Il terzo motivo (violazione e falsa applicazione delle norme di cui ai precedenti motivi, nonché vizio della motivazione) sostiene che nella specie non s'è trattato di diffusione di dati (di cui all'art. 4 lett. M), bensì di diffusione (di cui all'art. 4 lett. L), che la visione delle fotografie era limitata a soggetti tenuti al segreto d'ufficio, che il consenso era stato prestato a fini scientifici e di documentazione.
Il motivo è infondato.
È pur vero che quella in questione deve essere definita, ai fini normativi, come una comunicazione, e non come una diffusione, siccome rivolta a "dare conoscenza dei dati personali a uno o più soggetti determinati diversi dall'interessato" (cfr. art. 4 lett. L). Tuttavia, ai sensi dell'art. 4, lett. A), si intende per trattamento qualunque operazione concernente, tra l'altro, "... la comunicazione, la diffusione..." dei dati. Trattamento che, ai sensi dell'art. 23, è ammesso solo con il consenso espresso dell'interessato, validamente prestato solo se espresso liberamente e specificamente in riferimento ad un trattamento chiaramente individuato, se è documentato per iscritto e se sono state rese all'interessato le informazioni di cui all'art. 13.

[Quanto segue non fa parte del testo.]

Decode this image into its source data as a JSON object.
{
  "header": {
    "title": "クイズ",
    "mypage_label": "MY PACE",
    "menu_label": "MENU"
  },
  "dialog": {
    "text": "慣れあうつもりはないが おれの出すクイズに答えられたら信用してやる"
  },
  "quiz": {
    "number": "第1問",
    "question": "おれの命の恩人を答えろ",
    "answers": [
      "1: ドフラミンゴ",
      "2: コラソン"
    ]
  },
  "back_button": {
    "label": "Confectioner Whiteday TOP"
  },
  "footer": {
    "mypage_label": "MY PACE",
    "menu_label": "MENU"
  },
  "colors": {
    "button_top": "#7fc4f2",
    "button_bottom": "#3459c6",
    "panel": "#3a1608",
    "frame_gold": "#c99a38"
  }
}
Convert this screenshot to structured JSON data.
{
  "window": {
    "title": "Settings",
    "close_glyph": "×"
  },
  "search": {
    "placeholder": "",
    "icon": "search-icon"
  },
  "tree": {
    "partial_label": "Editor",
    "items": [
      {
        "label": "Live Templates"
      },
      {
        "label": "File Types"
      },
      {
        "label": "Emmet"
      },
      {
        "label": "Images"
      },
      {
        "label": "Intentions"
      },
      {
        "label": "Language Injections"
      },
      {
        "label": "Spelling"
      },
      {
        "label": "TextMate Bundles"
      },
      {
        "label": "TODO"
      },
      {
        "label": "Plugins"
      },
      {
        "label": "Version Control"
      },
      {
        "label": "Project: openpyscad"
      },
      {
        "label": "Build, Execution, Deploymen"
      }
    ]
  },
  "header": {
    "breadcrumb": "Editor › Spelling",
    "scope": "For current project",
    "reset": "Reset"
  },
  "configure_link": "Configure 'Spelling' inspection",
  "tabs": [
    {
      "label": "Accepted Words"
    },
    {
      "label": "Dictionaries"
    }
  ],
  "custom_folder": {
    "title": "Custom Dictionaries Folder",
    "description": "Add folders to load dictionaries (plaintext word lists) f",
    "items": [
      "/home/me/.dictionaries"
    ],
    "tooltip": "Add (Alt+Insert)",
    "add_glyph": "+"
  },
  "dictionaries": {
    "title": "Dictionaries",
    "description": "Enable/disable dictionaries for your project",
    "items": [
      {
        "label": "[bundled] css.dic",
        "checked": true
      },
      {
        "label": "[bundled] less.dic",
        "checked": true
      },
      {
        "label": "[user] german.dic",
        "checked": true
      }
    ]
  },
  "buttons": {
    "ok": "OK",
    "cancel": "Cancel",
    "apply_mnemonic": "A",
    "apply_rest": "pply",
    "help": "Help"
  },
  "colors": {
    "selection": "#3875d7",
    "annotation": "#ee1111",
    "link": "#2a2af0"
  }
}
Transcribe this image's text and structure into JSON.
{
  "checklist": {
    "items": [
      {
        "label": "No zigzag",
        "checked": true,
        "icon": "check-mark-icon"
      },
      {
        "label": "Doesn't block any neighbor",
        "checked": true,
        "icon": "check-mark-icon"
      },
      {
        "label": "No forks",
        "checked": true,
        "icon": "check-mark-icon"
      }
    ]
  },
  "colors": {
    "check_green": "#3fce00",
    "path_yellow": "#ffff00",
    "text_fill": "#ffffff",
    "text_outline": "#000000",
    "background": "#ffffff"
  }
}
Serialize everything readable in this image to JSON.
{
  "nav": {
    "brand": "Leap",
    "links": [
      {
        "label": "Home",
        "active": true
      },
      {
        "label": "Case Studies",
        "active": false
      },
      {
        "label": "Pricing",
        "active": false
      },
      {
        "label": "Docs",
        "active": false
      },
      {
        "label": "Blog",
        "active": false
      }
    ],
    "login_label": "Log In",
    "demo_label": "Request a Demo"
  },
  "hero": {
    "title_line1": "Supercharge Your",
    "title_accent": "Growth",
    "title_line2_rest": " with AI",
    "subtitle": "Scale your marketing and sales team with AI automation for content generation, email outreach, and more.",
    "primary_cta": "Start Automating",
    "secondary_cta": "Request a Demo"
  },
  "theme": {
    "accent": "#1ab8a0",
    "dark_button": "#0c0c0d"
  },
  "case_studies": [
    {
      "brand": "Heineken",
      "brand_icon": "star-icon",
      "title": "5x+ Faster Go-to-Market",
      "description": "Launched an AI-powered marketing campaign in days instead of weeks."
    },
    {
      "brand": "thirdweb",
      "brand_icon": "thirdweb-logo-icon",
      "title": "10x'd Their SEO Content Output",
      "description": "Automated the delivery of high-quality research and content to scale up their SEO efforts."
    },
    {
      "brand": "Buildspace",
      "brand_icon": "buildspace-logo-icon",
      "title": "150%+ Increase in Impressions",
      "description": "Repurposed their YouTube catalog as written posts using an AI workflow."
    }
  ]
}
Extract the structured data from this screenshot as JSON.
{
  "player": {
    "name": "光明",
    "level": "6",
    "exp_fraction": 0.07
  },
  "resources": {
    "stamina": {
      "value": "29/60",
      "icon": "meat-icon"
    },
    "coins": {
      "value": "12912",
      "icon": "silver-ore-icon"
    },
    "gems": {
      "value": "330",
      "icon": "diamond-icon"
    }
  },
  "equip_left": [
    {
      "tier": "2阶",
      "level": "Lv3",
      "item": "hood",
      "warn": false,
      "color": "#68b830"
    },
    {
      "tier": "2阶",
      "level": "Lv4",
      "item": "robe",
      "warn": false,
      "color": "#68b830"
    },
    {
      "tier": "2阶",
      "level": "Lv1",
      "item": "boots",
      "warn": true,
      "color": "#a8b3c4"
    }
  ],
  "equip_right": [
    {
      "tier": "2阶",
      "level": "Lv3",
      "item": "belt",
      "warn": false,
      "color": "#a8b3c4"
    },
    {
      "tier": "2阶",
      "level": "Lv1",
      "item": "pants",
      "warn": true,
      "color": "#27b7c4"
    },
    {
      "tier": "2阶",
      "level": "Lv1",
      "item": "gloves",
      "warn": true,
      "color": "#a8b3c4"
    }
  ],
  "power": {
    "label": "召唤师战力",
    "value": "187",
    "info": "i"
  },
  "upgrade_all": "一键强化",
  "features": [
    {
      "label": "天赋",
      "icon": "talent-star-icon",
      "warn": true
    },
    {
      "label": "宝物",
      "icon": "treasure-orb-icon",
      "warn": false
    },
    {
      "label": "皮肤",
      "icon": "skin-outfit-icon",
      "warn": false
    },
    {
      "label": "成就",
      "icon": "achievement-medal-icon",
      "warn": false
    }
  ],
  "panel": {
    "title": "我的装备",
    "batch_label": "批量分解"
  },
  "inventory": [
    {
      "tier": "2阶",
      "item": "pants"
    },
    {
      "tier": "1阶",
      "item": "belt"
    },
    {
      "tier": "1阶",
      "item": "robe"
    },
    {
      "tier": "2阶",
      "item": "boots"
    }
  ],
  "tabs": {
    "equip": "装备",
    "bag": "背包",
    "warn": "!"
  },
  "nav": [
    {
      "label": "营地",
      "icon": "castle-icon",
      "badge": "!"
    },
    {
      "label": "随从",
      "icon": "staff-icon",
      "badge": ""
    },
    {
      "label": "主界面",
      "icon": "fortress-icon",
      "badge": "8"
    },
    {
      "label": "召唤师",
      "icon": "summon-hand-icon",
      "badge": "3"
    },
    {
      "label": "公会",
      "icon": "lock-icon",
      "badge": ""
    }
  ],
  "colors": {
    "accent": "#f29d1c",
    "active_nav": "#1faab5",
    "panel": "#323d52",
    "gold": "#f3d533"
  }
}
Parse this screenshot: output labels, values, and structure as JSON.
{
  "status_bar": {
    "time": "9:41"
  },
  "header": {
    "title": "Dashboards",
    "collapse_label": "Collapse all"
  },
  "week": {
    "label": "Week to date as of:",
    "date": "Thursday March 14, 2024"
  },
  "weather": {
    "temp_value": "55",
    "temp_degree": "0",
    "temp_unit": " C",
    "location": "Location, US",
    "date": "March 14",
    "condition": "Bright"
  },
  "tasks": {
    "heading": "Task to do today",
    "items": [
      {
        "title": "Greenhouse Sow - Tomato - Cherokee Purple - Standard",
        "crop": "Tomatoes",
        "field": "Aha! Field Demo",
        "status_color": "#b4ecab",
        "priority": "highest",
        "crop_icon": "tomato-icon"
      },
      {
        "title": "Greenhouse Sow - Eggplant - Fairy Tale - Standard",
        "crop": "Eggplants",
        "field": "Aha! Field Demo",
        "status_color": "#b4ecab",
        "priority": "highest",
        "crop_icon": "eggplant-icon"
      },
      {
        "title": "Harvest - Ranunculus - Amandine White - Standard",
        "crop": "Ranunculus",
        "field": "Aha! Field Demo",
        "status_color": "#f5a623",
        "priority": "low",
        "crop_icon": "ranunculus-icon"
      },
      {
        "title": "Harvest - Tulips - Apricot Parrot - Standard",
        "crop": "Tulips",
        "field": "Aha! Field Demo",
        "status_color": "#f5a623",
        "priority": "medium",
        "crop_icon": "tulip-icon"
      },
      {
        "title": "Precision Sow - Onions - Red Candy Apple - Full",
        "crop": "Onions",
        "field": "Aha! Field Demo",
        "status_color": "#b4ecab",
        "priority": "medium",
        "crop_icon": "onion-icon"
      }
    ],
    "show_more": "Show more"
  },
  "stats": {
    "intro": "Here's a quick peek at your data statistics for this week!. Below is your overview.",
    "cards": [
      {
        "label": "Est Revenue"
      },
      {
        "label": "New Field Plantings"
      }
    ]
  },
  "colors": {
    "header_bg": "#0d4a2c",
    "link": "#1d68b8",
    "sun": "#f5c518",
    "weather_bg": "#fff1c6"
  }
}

Nella specie, è indiscusso che il consenso era stato fornito dall'interessata per fin i scientifici e, dunque, del tutto estranei al trattamento poi effettivamente realizzato.
Il quarto motivo (vizio della motivazione) è inammissibile, siccome introduce questioni di fatto concernenti la circostanza che già l'interessata aveva rivelato i propri dati sensibili attraverso il deposito della cartella clinica relativa alla mastoplastica e che la stessa non era, peraltro riconoscibile nella fotografia depositata.
Il quinto motivo (violazione di legge e vizio della motivazione) che concerne la liquidazione del danno non patrimoniale, deve essere respinto per le stesse ragioni già espresse in relazione al terzo motivo del C. . In conclusione, entrambi i ricorsi devono essere respinti, con condanna dei ricorrenti a rivalere la controparte delle spese sopportate nel giudizio di cassazione.

P.Q.M.

La Corte rigetta i ricorsi e condanna i ricorrenti al pagamento delle spese del giudizio di cassazione che liquida, a carico di ciascuno di essi, in complessivi Euro 3200,00, di cui Euro 3000,00 per compensi, oltre spese generali ed accessori di legge.